Wallace: Office owners need to evolve to avoid becoming obsolete. I think this also holds for coworking operators. Coworking has, for the most part, gone after all potential users which has led to a deterioration in services across the different customer segments.

On the other hand, the hotel industry has grown over time through better segmentation. The hotel sector has all different kinds of segments: luxury, resort, extended stay, suburb, urban etc., and we think that customer profiling needs to be better in coworking as well. Since our beginning, we have chosen to focus on small, early and growth-stage businesses which has allowed us to maintain our focus from a programming and services offering—accelerator and venture fund.

Additionally, we are very deliberate in the markets we look to expand into, avoiding making poor site selection and market decisions. We strongly believe that you can’t be everything to everyone, successfully. 

Half of your flexible offices are in Chicago. How would you describe the market there and what are the particularities that make it attractive?

Interior shot of Workbox Chicago - The Loop
Chicago-The Loop is a 29,000-square-foot flex office location operated by Workbox that comprises shared space and 85 offices for teams of up to 50 people. Image courtesy of Workbox

Wallace: We were born and raised in Chicago, so we know a lot about the market drivers here and have very strong connections throughout the city. We like Chicago because of its industry diversification, its population size and its residential density. There are economies of scale in large cities both operationally as well as from a brand awareness standpoint, and we’re seeing that in Chicago where we have some very real competitive advantages. 

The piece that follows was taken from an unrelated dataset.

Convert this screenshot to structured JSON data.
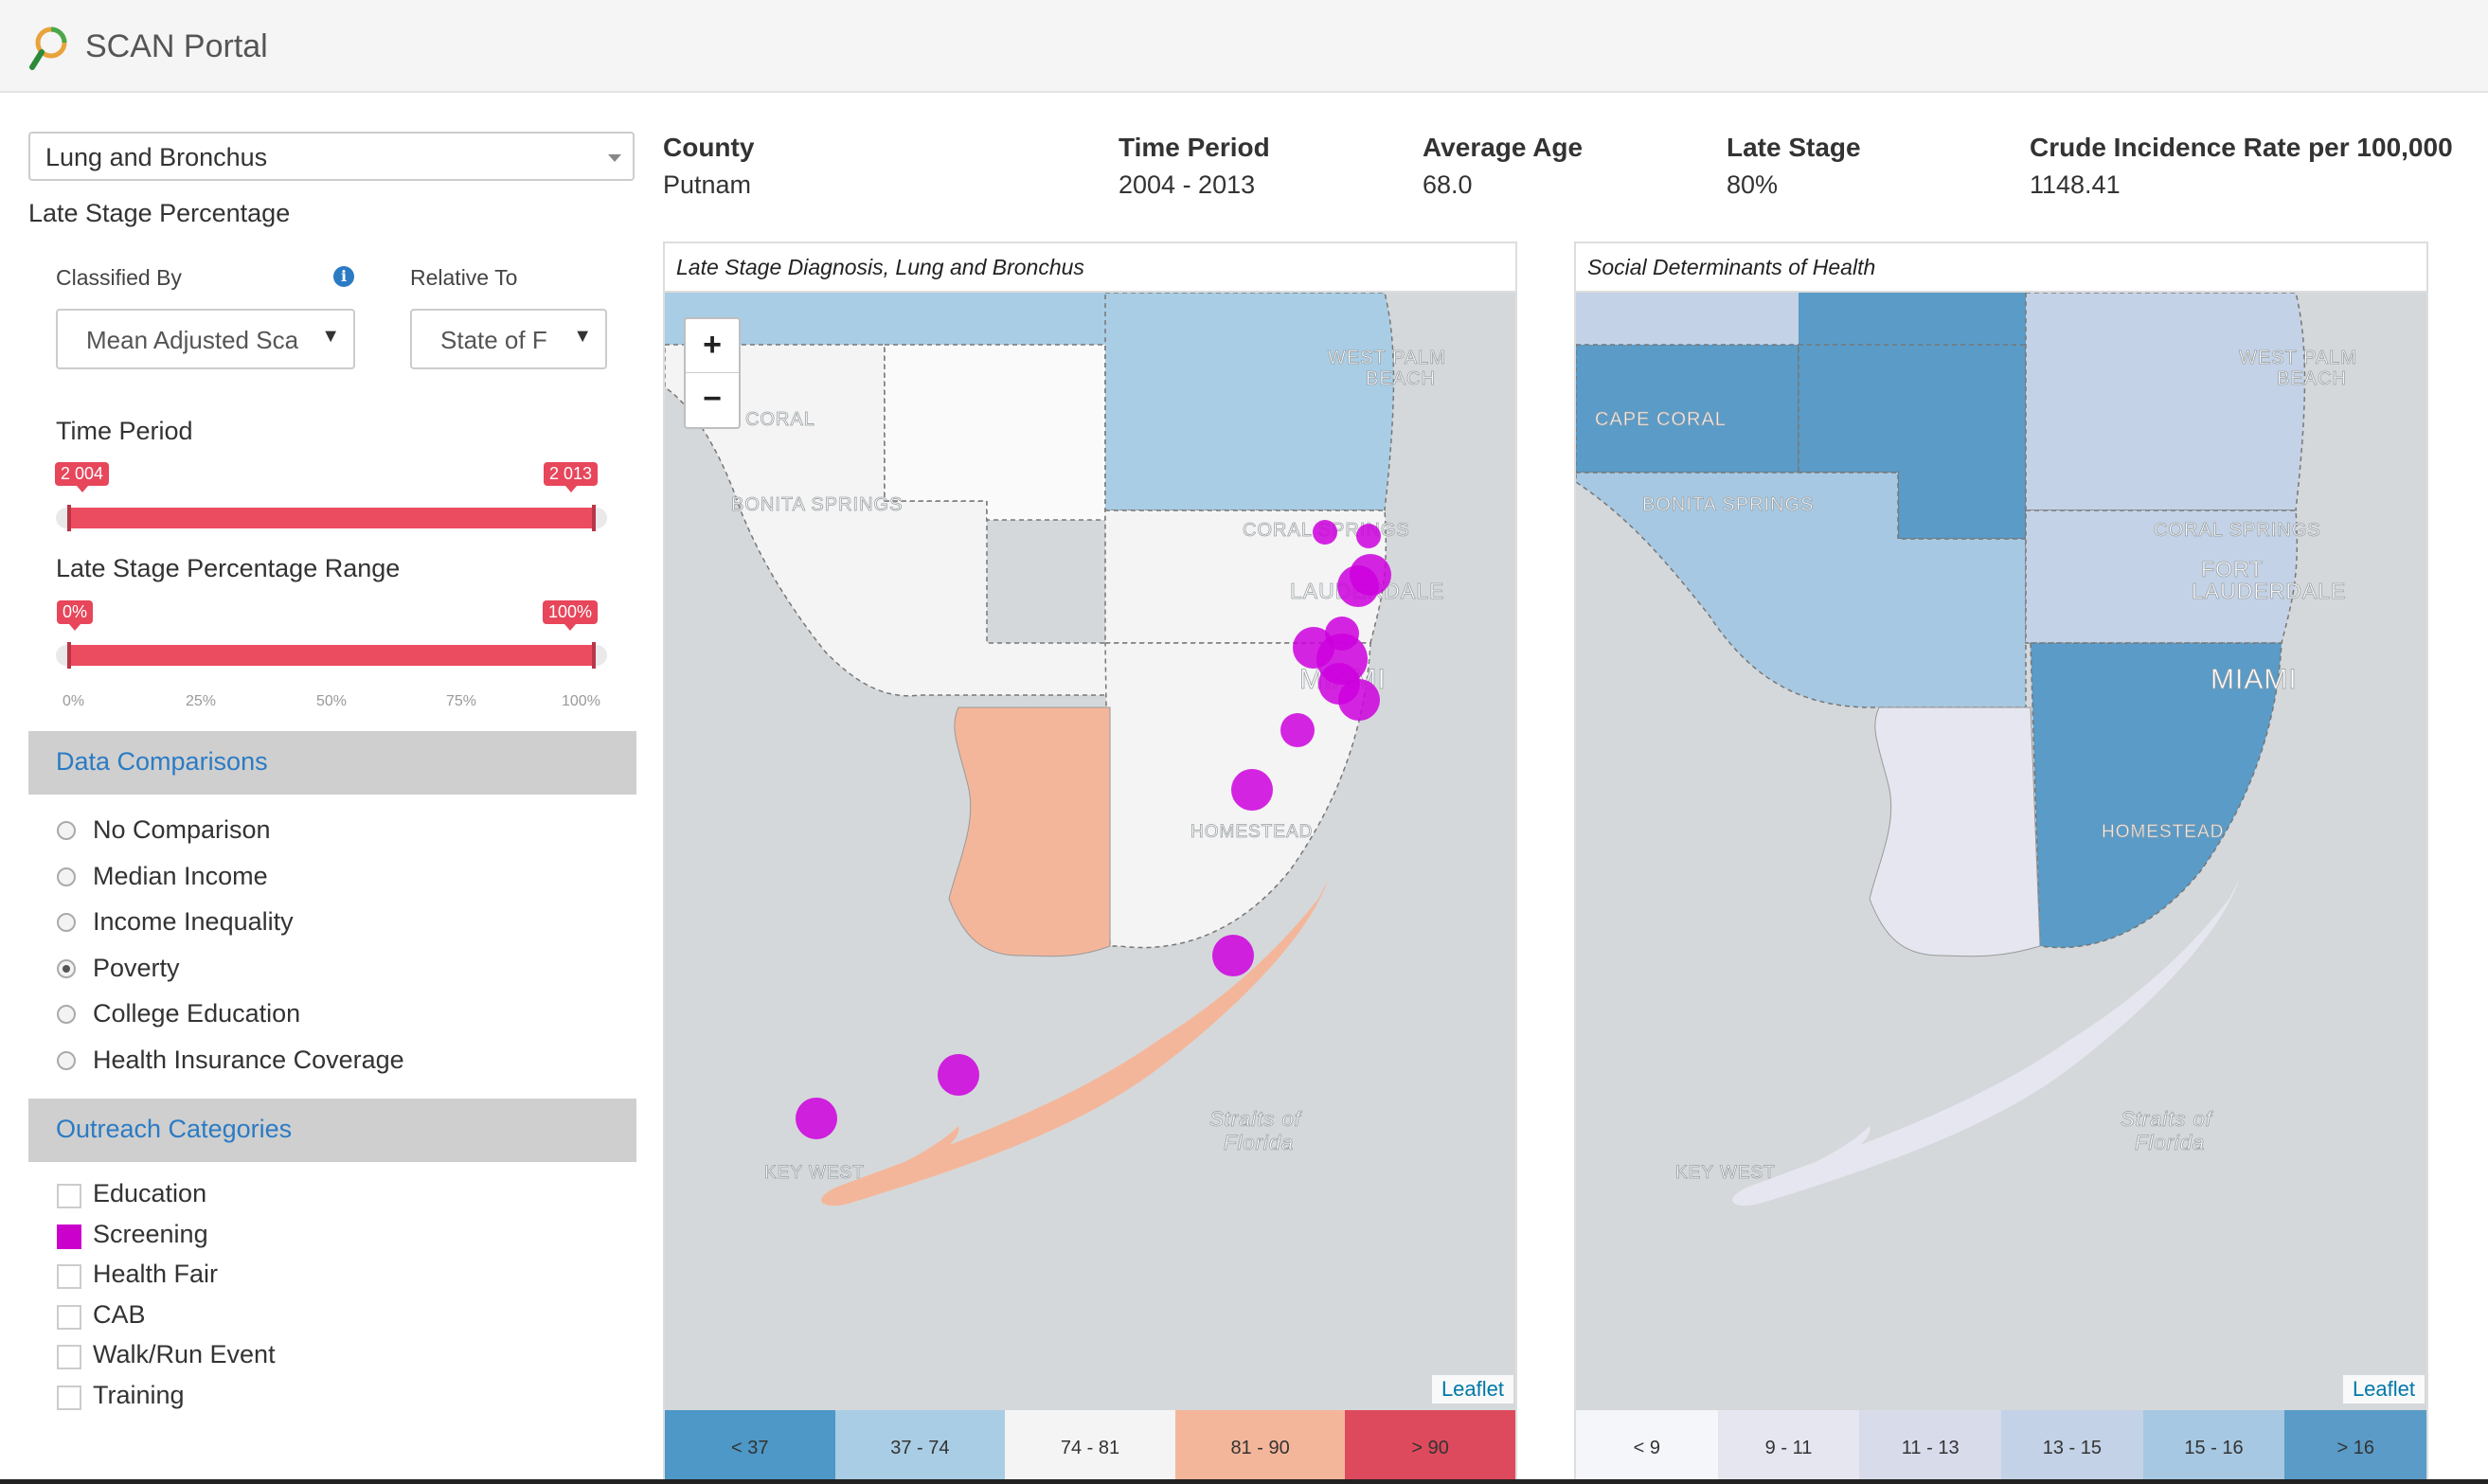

As we grow, we want to replicate that in other gateway markets. This takes time, however, so our expansion plans currently contain a mix of about half of the new markets where we can get scale and infill locations where we are gaining operational/brand economies of scale.


READ ALSO: 9 New Rules of Coworking


Tell us more about the range of workspace solutions that Workbox provides and the amenities that support a productive working environment.

Wallace: We have three products that are all focused on our target customer demographic of small and early-stage businesses: workspace (office, desk, floating and events), accelerator (future of work companies) and venture (investing in future of work companies). Our goal is to be the best operator in the country for creating connectivity both at the local level and through our national network via programming.

What impact do programming and networking events have on users’ workspace experience and their businesses?

Wallace: Everything we do and the programming we offer pretty much revolves around building a business, and we hope creating that mindset will fuel better connectivity across our member communities. Our mission of our members’ success really can be boiled down to facilitating better connections between like-minded business builders. 

You could think about our programming as an icebreaker or a way for one of our members to get their foot in the door, but some members might be too busy or not interested in a more specific topic, so all we’re just trying to do is to build a mentality of collaboration. Members can get as much out of our network as they want to. We have over 80 vetted capital and operational services partners but, again, the goal is to facilitate connections with each other.